# Veterans Day Parade flyovers



## evangilder (Nov 13, 2010)

The Veterans Day parade in Santa Barbara was today. We took off in a flight of three T-34s with a T-28 trailing. Two passes down State Street and 2 passes over the beach made for a fun flight. They we flew a beach run home. 

It's always a big honor to be part of Memorial Day and Veterans Days flights to honor our veterans.


----------



## Violator (Nov 14, 2010)

Spectacular as always, Eric. Thanks for sharing!


----------



## Gnomey (Nov 14, 2010)

Great shots Eric!


----------



## FLYBOYJ (Nov 14, 2010)

To


----------



## evangilder (Nov 14, 2010)

Thanks guys. Flying with these guys makes it easy to get good shots.


----------



## ToughOmbre (Nov 14, 2010)

Awesome stuff Eric!

TO


----------



## vikingBerserker (Nov 14, 2010)

Nice! I love the 4th one.


----------



## evangilder (Nov 14, 2010)

Been streamlining the posting process and the shots are up on the website.  Click the link below to check it out.


----------



## wheelsup_cavu (Nov 21, 2010)

Great pics Eric. 
I always wonder when you see a picture like this one what the person was looking at.
http://www.ww2aircraft.net/forum/at...180-veterans-day-parade-flyovers-dsc_2409.jpg


Wheels


----------



## evangilder (Nov 21, 2010)

He was checking for the T-28 that was originally in trail with us.
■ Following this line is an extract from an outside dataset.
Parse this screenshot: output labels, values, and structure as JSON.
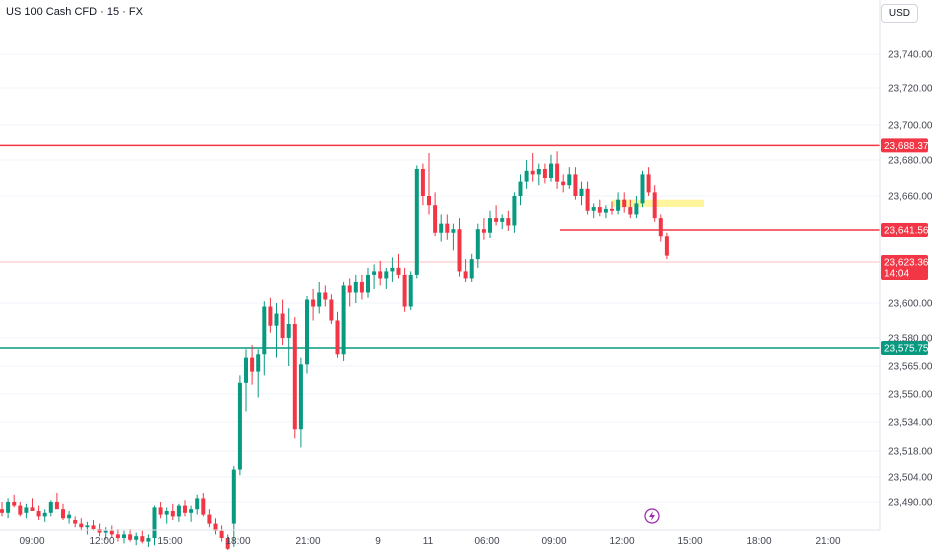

It is always good to be a second set of eyes in the cockpit.


----------



## Airframes (Nov 22, 2010)

Great pics as always Eric, and good formation flying too.


----------



## evangilder (Dec 8, 2010)

My buddy, who was in the red and white T-34 sent these over.


----------



## Gnomey (Dec 8, 2010)

Nice shots Eric! Looks like it was a blast.


----------



## Aaron Brooks Wolters (Dec 8, 2010)

How'd I miss this?!!!!! Very cool shots sir.


----------



## evangilder (Dec 8, 2010)

Thanks guys. Best office in the world. 8)


----------



## Aaron Brooks Wolters (Dec 8, 2010)

Yah don't say!


----------